Basses messes

À lire les gros titres des journaux, à écouter les bulletins de nouvelles, on constate qu'il émane de l'Église catholique plus de parfums de scandale qu'une odeur de sainteté. Et ce ne sont pas les victimes d'agressions sexuelles par des prêtres pédophiles qui prétendront le contraire. S'inspirant partiellement de faits divers qui ont secoué l'Église catholique irlandaise (le suicide d'un curé de paroisse, le nombre grandissant, mais caché, de prêtres séropositifs), le cinéaste anglais John Deery a voulu remettre en cause le sujet délicat du célibat des serviteurs de Dieu dans Conspiracy of Silence, son premier long métrage.

Pouvoir, corruption et sexe constituent toujours un mélange explosif et ces éléments sont réunis dans ce récit aux allures de règlement de comptes, soutenu par une furieuse envie d'accuser tout ce qui porte une soutane et le titre de supérieur ou d'évêque. D'autant plus que, lorsqu'il est question de sexualité, beaucoup de prêtres préfèrent s'en remettre à la pensée magique, ou au silence. Mais ce silence, visiblement, commence à devenir assourdissant...

Dans un patelin d'Irlande, le journaliste David Foley (Jason Barry) enquête sur le suicide de Frank Sweeney, un prêtre séropositif ayant causé trois ans plus tôt un scandale en dénonçant l'hypocrisie du Vatican face à l'épidémie du sida qui affecte aussi leurs rangs. Au même moment, Daniel McLaughlin (Jonathan Forbes), jeune séminariste brillant et discipliné, est renvoyé sous la fausse accusation d'avoir accepté les avances d'un confrère alors que son hétérosexualité n'est un secret pour personne, ayant sacrifié son amour pour une fille de son village pour devenir prêtre. Ces événements embarrassent au plus haut point les autorités religieuses: l'amant de Sweeney, lui-même prêtre, croit que ce suicide cache d'autres scandales et en informe Foley, également contacté par l'ex-séminariste qui veut dénoncer son renvoi. Et comme on ne rigole pas avec la réputation de l'Église, menaces, mensonges et tractations douteuses se mettent en branle, le tout culminant sur un plateau de télévision.

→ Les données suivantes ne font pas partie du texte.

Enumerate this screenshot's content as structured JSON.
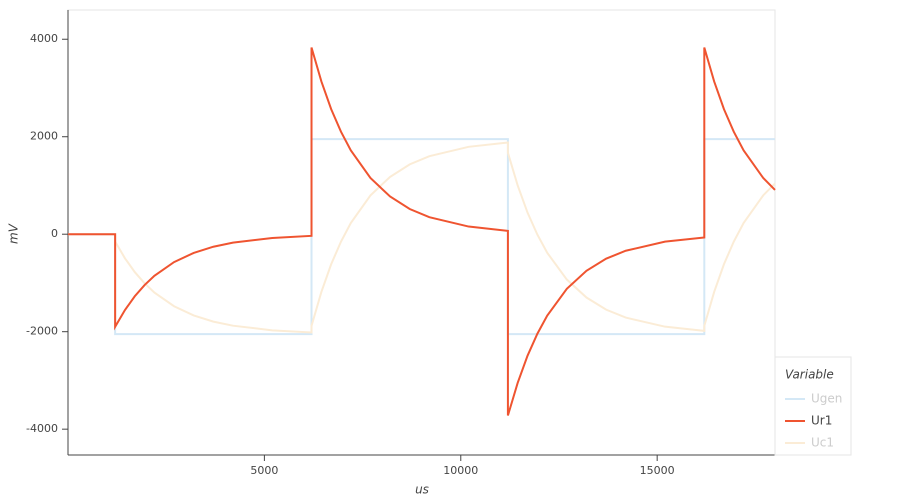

Il n'y a pas à mettre en doute la sincérité et la pertinence des questions posées par John Deery dans Conspiracy of Silence; l'actualité ne cesse de lui donner raison. Pourtant, sa démonstration souffre de plusieurs lacunes, la première, fatale, étant ce scénario alambiqué qui suit plusieurs pistes pour les abandonner à mi-parcours, comme les problèmes familiaux de Foley. À cela s'ajoutent des personnages schématiques, tout particulièrement la hiérarchie religieuse qui ressemble à un regroupement de mafieux, lançant des répliques qui se veulent assassines («The Church has AIDS», «Christ died for change») mais sonnent comme autant de slogans protestataires.

De la conviction, tel un Costa-Gavras anglais pour qui le doute ne semble avoir aucune prise, John Deery n'en manque pas et la partage généreusement avec tous ses interprètes, pour la plupart d'une intensité irréprochable. Aux côtés de ces hommes de foi, ou de loi, d'une gravité bien sombre, émerge la figure attachante de Brenda Fricker dans le rôle de la mère du jeune séminariste, tour à tour outrée, inquiète des cancans et confuse face à toute cette polémique. Elle sait faire preuve d'une humanité qui manque parfois pendant toutes ces basses messes.